Sultanate of Oman Ministry of Civil Service
- National emblem of Oman

Agency overview
- Jurisdiction: Government of Oman
- Headquarters: Muscat 23°36′7″N 58°25′26″E﻿ / ﻿23.60194°N 58.42389°E
- Agency executives: Khalid bin Omar Al Marhoon, Minister; Salem bin Musallam Al Busaidi, Undersecretary for Management Development; Abdul Rahman Al Abri, Undersecretary for Civil Service Affairs;
- Website: www.mocs.gov.om

= Ministry of Civil Service (Oman) =

Governmental body in the Sultanate of Oman

The Ministry of Civil Services is the governmental body in the Sultanate of Oman responsible for all matters relating to government employees under the civil service system.

The current Minister of Civil Service is Khalid bin Omar Al Marhoon.
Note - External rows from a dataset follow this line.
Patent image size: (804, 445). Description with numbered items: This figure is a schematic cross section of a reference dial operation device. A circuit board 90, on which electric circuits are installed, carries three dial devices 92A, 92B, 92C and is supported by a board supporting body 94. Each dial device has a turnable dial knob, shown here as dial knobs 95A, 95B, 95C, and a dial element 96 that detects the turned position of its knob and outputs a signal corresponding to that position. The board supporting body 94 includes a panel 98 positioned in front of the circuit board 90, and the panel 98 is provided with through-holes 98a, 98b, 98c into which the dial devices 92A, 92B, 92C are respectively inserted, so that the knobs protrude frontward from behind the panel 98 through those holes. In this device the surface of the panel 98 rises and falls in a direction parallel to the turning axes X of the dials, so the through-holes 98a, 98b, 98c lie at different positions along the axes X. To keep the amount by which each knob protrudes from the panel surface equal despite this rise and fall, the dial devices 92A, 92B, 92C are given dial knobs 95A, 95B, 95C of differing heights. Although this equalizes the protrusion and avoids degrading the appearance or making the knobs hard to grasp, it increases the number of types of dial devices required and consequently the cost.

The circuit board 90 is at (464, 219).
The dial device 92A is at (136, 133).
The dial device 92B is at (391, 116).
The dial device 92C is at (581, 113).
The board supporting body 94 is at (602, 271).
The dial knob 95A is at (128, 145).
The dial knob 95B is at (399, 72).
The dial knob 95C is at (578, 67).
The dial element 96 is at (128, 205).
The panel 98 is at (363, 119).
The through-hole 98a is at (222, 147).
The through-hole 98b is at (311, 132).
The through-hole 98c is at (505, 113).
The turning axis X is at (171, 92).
The Undersecretary of the Ministry of Civil Service For Civil Service Affairs is Abdulrahman bin Ibrahim Al Abri and the Undersecretary of the Ministry of Civil Service for Administrative Development Affairs is Salim bin Mussalam Al Busaidi.

== Function ==
The competences of the Ministry of Civil Service is as follows:
1. Suggesting policies and strategies for the development of governmental bodies in relation to organizational and human resources matters.
2. Supporting the Council of Civil Service.
3. Making legislation suggestions in the field civil service.
4. Setting the principles and standards for implementing the employment plans in regard to civil service.
5. Issuing opinions in regard to the complaints and queries made by civil service employees to the ministry.
6. Carrying out field visits and follow up works to ensure the compliance of civil service laws.
7. Coordinating with governmental bodies in relation to the security clearance of employees.
8. Implementing the strategy relating to central employment of governmental employees.
9. Implementing the strategy relating to the Omanization of governmental jobs.
10. Following up the strategies and programs for training governmental employees.
11. Approving organizational structures of other governmental bodies.
12. Carrying out budget researches in regard to employment and compensation.
13. Reviewing the annual employment budget of other governmental bodies.
14. Following up the implementation and development of the system for organizing positions in governmental bodies.
15. Operating the human resources system of governmental bodies.
16. Providing technical support for governmental bodies in all matters relating to civil service.

The competences of the Ministry of Civil Service do not extend to governmental bodies that are subject to a special law and not the civil service law.